In Pensioen keert de schrijver opnieuw tot zijn voornaamste thema terug: de bemoeiingen om recht op geld van een bedrijvige moeder. En in Het Tankschip sluit de reeks zakelijke verhalen af met een ingewikkelde oorlogswinst-speculatie.
Dan beëindigt Elsschot zijn oeuvre met zijn meesterwerk Het Dwaallicht in welk echt Antwerps verhaal mannelijk begeren en menselijke zachtheid tot een dichterlijke arabesk zijn verweven. Het is inmiddels 1947 geworden en voorzover wij weten, stopt Elsschot er verder mee. Hij is 65 jaar.
Dat hij een bijzonder gevoelig mensenkind is geweest, blijkt wel uit de gedichten van een twintigjarige: van 1902 tot 1910 vele moedergedichten en voorts gedichten tot den arme, tot den baggerman, tot bedelaar en bult.
In 1933 wordt herhaald omtrent het oudelijk huisgezin wat jaren tevoren voorspeld was: Dat heeft zo geduurd tot het trouwen een aanvang genomen heeft en allen heengegaan zijn, de ene voor, de andere na. En dan zijn de zielige Zondagsbezoeken begonnen en 't geleidelijk medenemen van wat er in 't oude nest nog voor bruikbare in Voorraad was. Tot er niets meer overbleef dan 't bakkerspaar zelf en wat portretten aan de muur. En zo zal het ook ons vergaan, want een gezin heeft zijn groei en zijn verval als elke onderneming. Herhaald dus wat reeds in een gedicht van 1908 was voorspeld:
Zij zijn gevloön als gieren voor 't tempeest, met stukken van het oude nest bevracht...
Gezien in het licht van het tweemanschap De Ridder-Elsschot doorgrondt men gemakkelijk het bekende antwoord uit zijn interview: Berust alles wat u geschreven hebt op eigen belevenissen? - Natuurlijk. Ik schrijf het zo maar op. Ik heb toch geen fantasie!

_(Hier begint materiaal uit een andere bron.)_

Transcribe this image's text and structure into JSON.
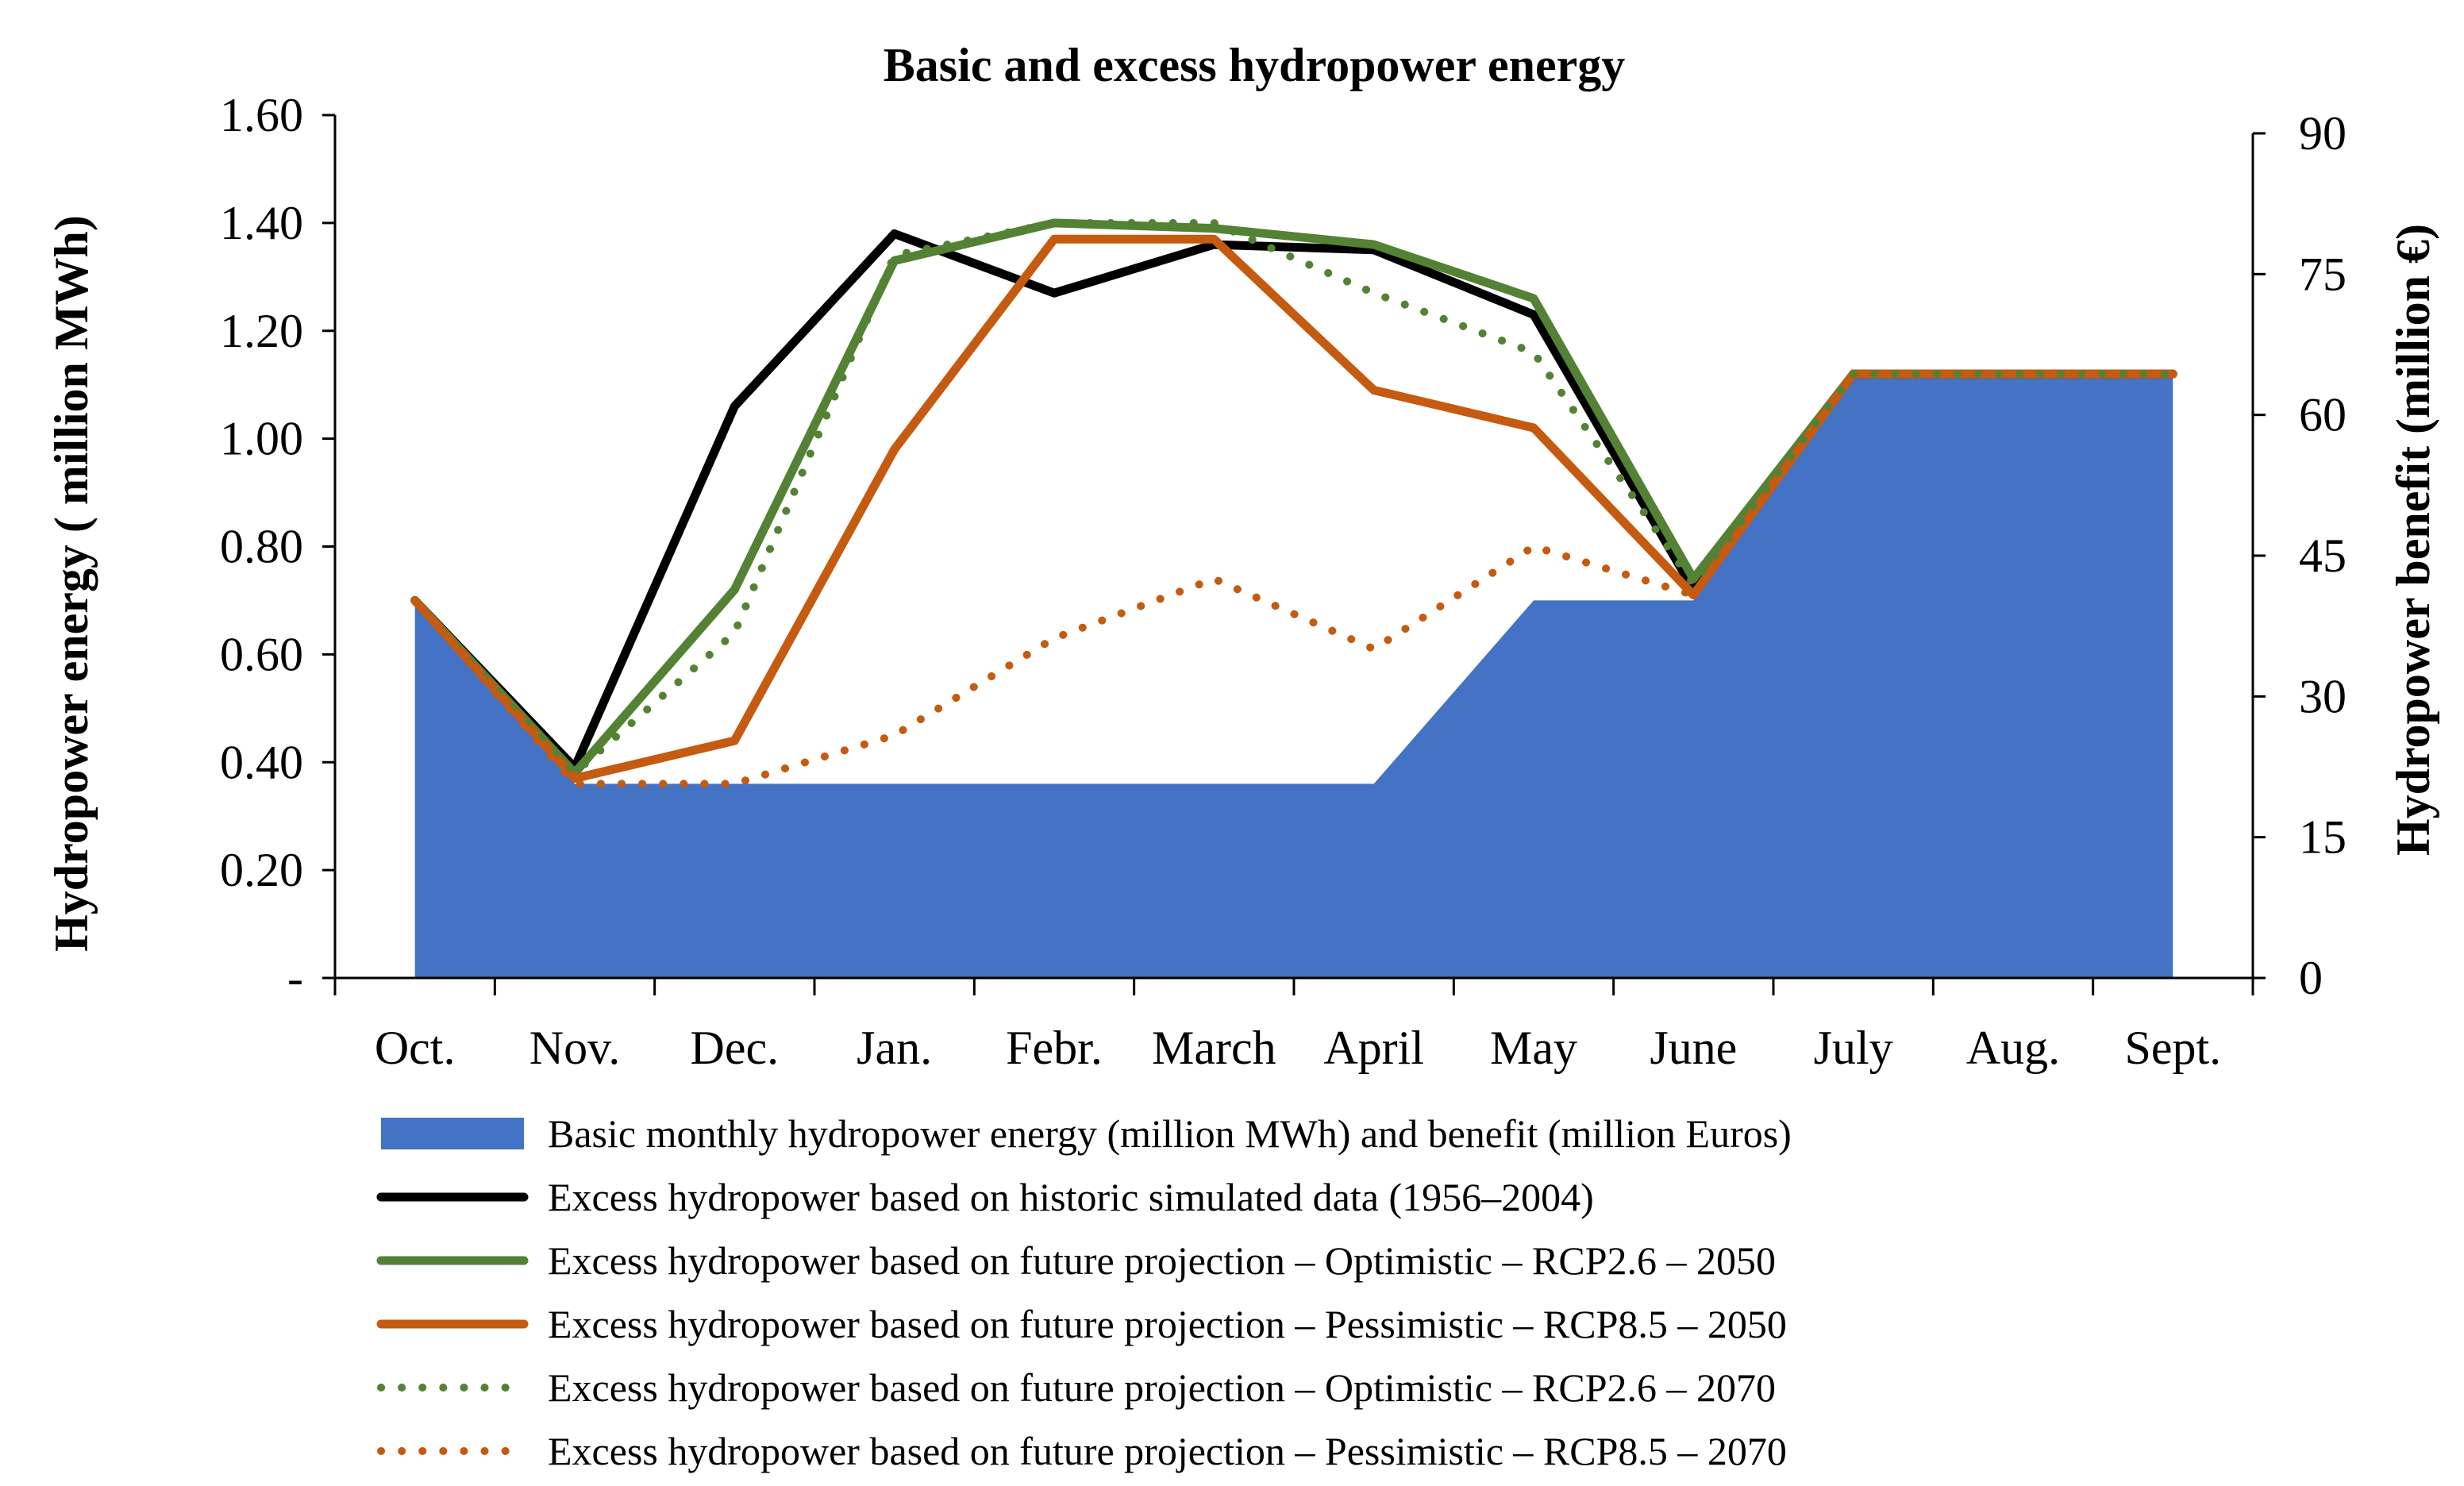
{
  "chart_data": {
    "type": "area",
    "title": "Basic and excess hydropower energy",
    "ylabel": "Hydropower energy ( million MWh)",
    "y2label": "Hydropower benefit (million €)",
    "xlabel": "",
    "categories": [
      "Oct.",
      "Nov.",
      "Dec.",
      "Jan.",
      "Febr.",
      "March",
      "April",
      "May",
      "June",
      "July",
      "Aug.",
      "Sept."
    ],
    "ylim": [
      0,
      1.6
    ],
    "y2lim": [
      0,
      90
    ],
    "y_ticks": [
      0,
      0.2,
      0.4,
      0.6,
      0.8,
      1.0,
      1.2,
      1.4,
      1.6
    ],
    "y_tick_labels": [
      "-",
      "0.20",
      "0.40",
      "0.60",
      "0.80",
      "1.00",
      "1.20",
      "1.40",
      "1.60"
    ],
    "y2_ticks": [
      0,
      15,
      30,
      45,
      60,
      75,
      90
    ],
    "y2_tick_labels": [
      "0",
      "15",
      "30",
      "45",
      "60",
      "75",
      "90"
    ],
    "grid": false,
    "legend_position": "bottom",
    "series": [
      {
        "name": "Basic monthly hydropower energy (million MWh) and benefit (million Euros)",
        "kind": "area",
        "color": "#4472C4",
        "values": [
          0.7,
          0.36,
          0.36,
          0.36,
          0.36,
          0.36,
          0.36,
          0.7,
          0.7,
          1.12,
          1.12,
          1.12
        ]
      },
      {
        "name": "Excess hydropower based on historic simulated data (1956–2004)",
        "kind": "line",
        "style": "solid",
        "color": "#000000",
        "values": [
          0.7,
          0.39,
          1.06,
          1.38,
          1.27,
          1.36,
          1.35,
          1.23,
          0.72,
          1.12,
          1.12,
          1.12
        ]
      },
      {
        "name": "Excess hydropower based on future projection – Optimistic – RCP2.6 – 2050",
        "kind": "line",
        "style": "solid",
        "color": "#548235",
        "values": [
          0.7,
          0.38,
          0.72,
          1.33,
          1.4,
          1.39,
          1.36,
          1.26,
          0.74,
          1.12,
          1.12,
          1.12
        ]
      },
      {
        "name": "Excess hydropower based on future projection – Pessimistic – RCP8.5 – 2050",
        "kind": "line",
        "style": "solid",
        "color": "#C55A11",
        "values": [
          0.7,
          0.37,
          0.44,
          0.98,
          1.37,
          1.37,
          1.09,
          1.02,
          0.71,
          1.12,
          1.12,
          1.12
        ]
      },
      {
        "name": "Excess hydropower based on future projection – Optimistic – RCP2.6 – 2070",
        "kind": "line",
        "style": "dotted",
        "color": "#548235",
        "values": [
          0.7,
          0.38,
          0.64,
          1.34,
          1.4,
          1.4,
          1.27,
          1.16,
          0.73,
          1.12,
          1.12,
          1.12
        ]
      },
      {
        "name": "Excess hydropower based on future projection – Pessimistic – RCP8.5 – 2070",
        "kind": "line",
        "style": "dotted",
        "color": "#C55A11",
        "values": [
          0.7,
          0.36,
          0.36,
          0.45,
          0.63,
          0.74,
          0.61,
          0.8,
          0.71,
          1.12,
          1.12,
          1.12
        ]
      }
    ]
  }
}
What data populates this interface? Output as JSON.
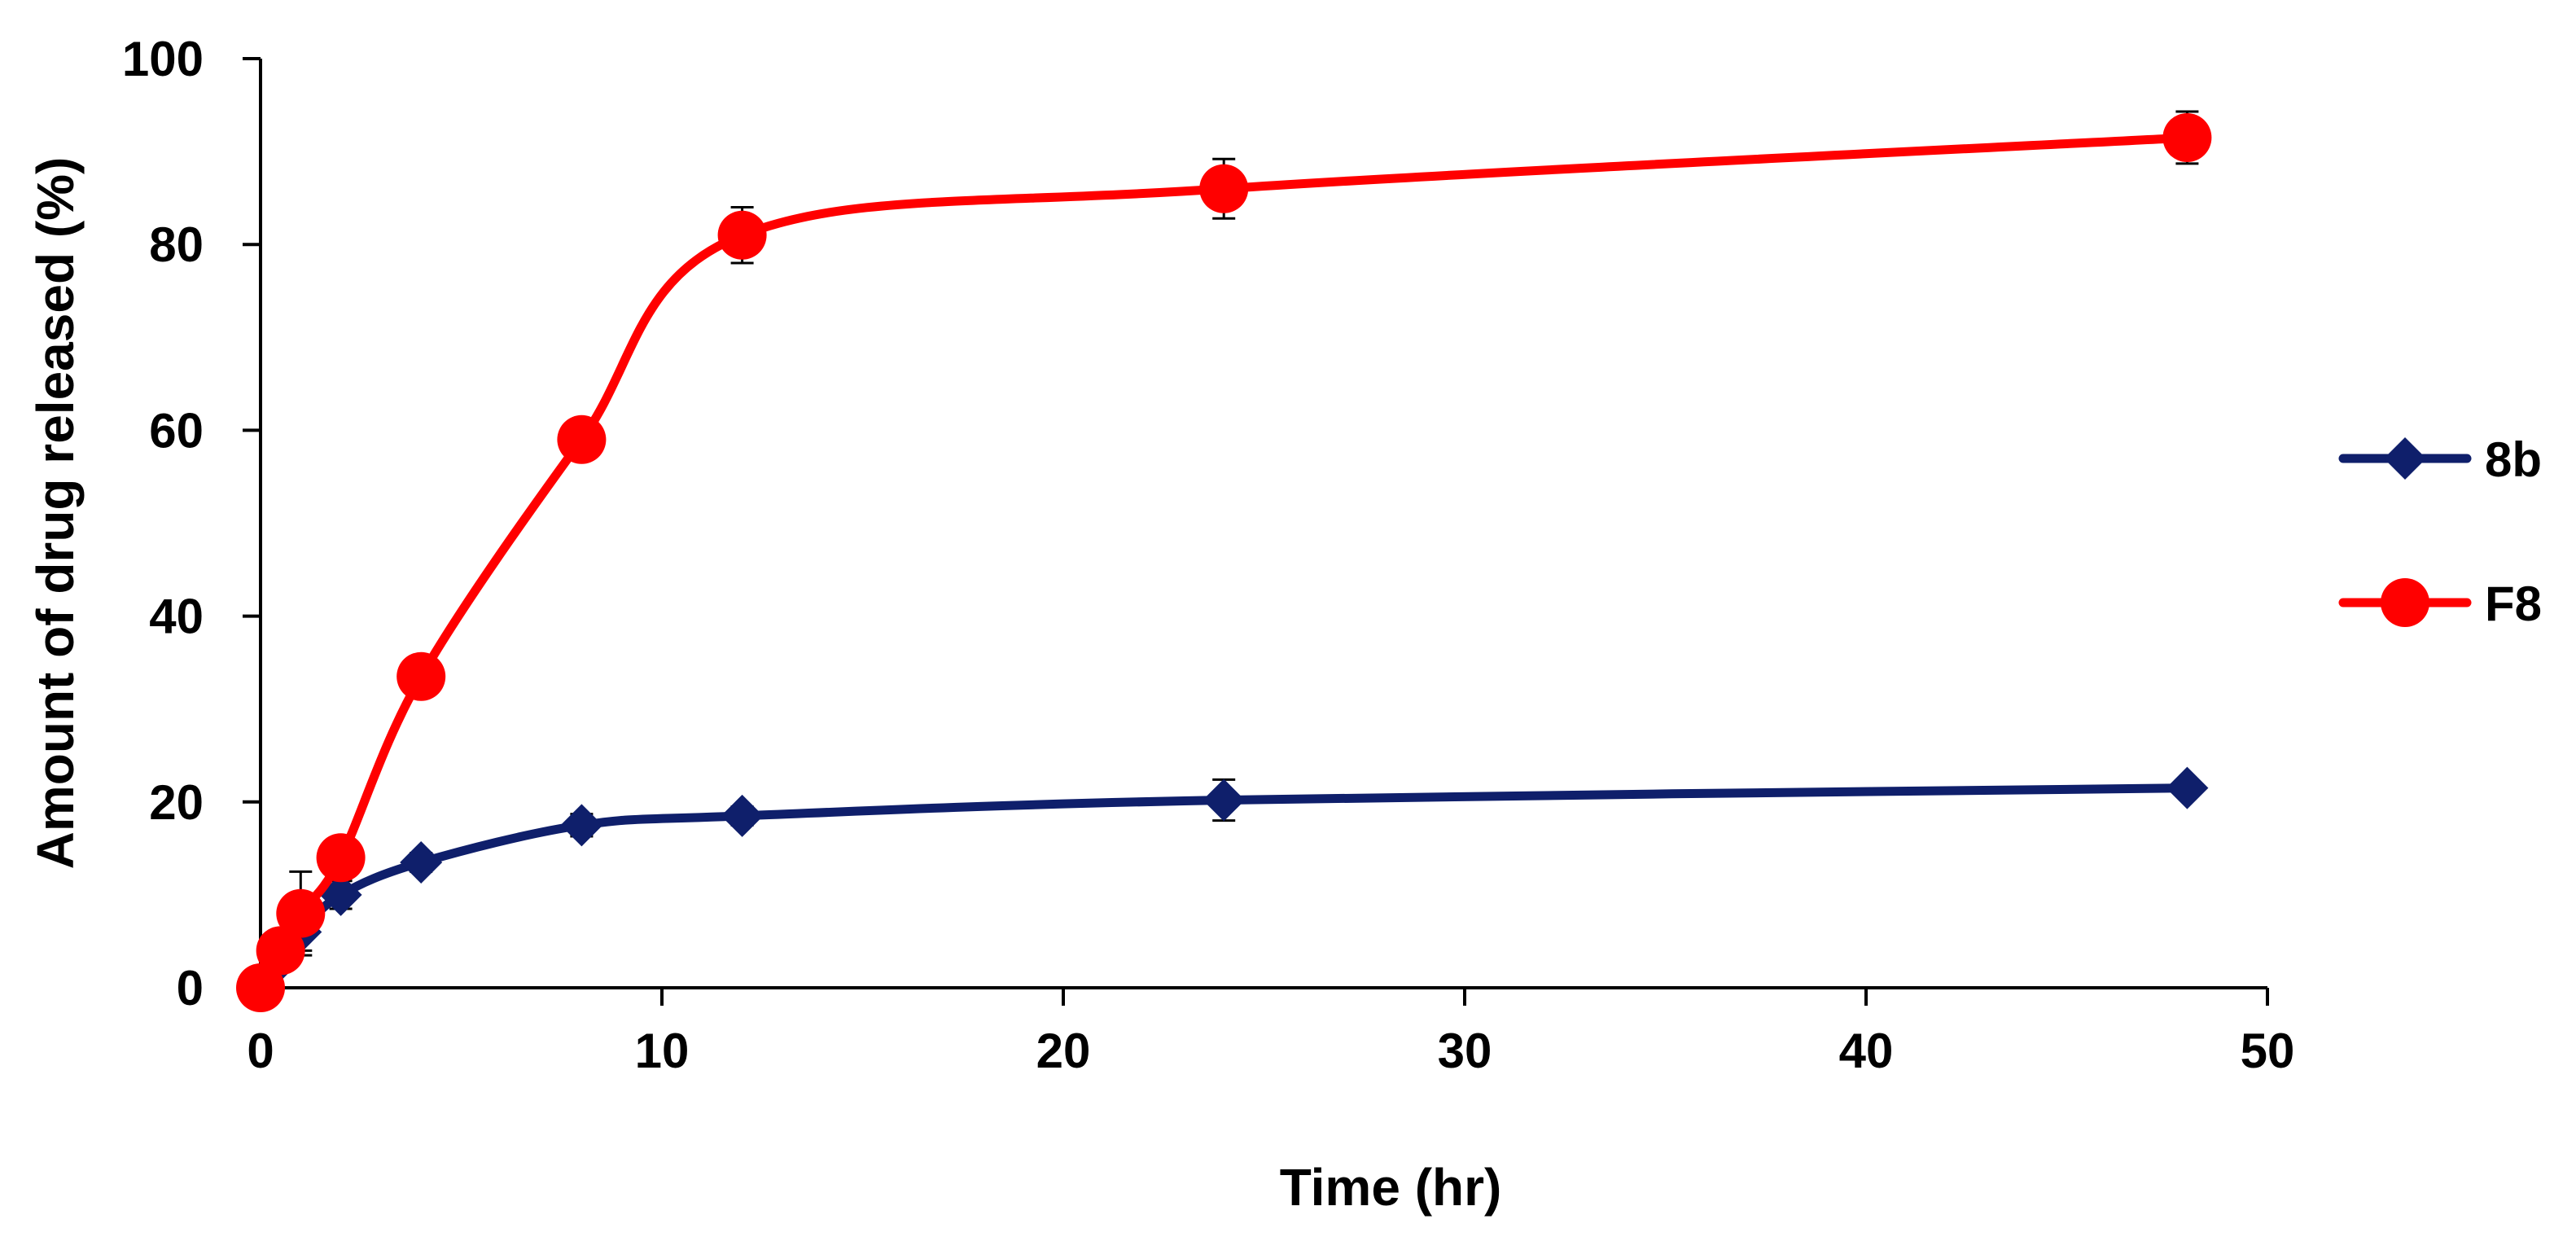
{
  "chart_data": {
    "type": "line",
    "title": "",
    "xlabel": "Time (hr)",
    "ylabel": "Amount of drug released (%)",
    "xlim": [
      0,
      50
    ],
    "ylim": [
      0,
      100
    ],
    "xticks": [
      0,
      10,
      20,
      30,
      40,
      50
    ],
    "yticks": [
      0,
      20,
      40,
      60,
      80,
      100
    ],
    "grid": false,
    "legend_position": "right",
    "series": [
      {
        "name": "8b",
        "color": "#0f1f6b",
        "marker": "diamond",
        "x": [
          0,
          0.5,
          1,
          2,
          4,
          8,
          12,
          24,
          48
        ],
        "y": [
          0,
          3,
          6,
          10,
          13.5,
          17.5,
          18.5,
          20.2,
          21.5
        ],
        "error": [
          0,
          1.2,
          2.0,
          1.5,
          1.0,
          1.2,
          1.0,
          2.2,
          0.8
        ]
      },
      {
        "name": "F8",
        "color": "#ff0000",
        "marker": "circle",
        "x": [
          0,
          0.5,
          1,
          2,
          4,
          8,
          12,
          24,
          48
        ],
        "y": [
          0,
          4,
          8,
          14,
          33.5,
          59,
          81,
          86,
          91.5
        ],
        "error": [
          0,
          2.0,
          4.5,
          1.5,
          1.5,
          1.5,
          3.0,
          3.2,
          2.8
        ]
      }
    ]
  }
}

Men heeft het altijd over het autobiografische karakter van Elsschots werk. Dat is een gewoonte geworden, waar men moeilijk van afkomt. Maar toch is dat volstrekt geen wezenstrek, omdat geen enkele verteller buiten zijn eigen belevenis kan. Het is natuurlijk waar dat Alfons de Ridder in Parijs in pension is geweest, dat hij van allerlei kantoorbaantjes heeft gehad totdat hij in het reclamevak belandde, dat hij een gezin heeft opgebouwd en dat een dochter trouwde met een Pool die in Antwerpen met haar studeerde en dat hij tenslotte na zijn bezigheden wel in de stad rondzwierf en met havenvolk gesprekken voerde. Allemaal wáár. Ook dat hij zijn verhalen telkens een tip oplicht van zijn werkelijke belevenissen valt moeilijk te ontkennen. Maar welke schrijver doet anders? Ieder heeft maar één leven tot zijn beschikking. Als hij zich aan het componeren zet, kunnen alleen zelf beleefde en zelf ingebeelde voorvallen hem stof verschaffen. Schrijft iemand een roman dan helpen figuren uit zijn vroegere of latere omgeving hem aan handelende personen.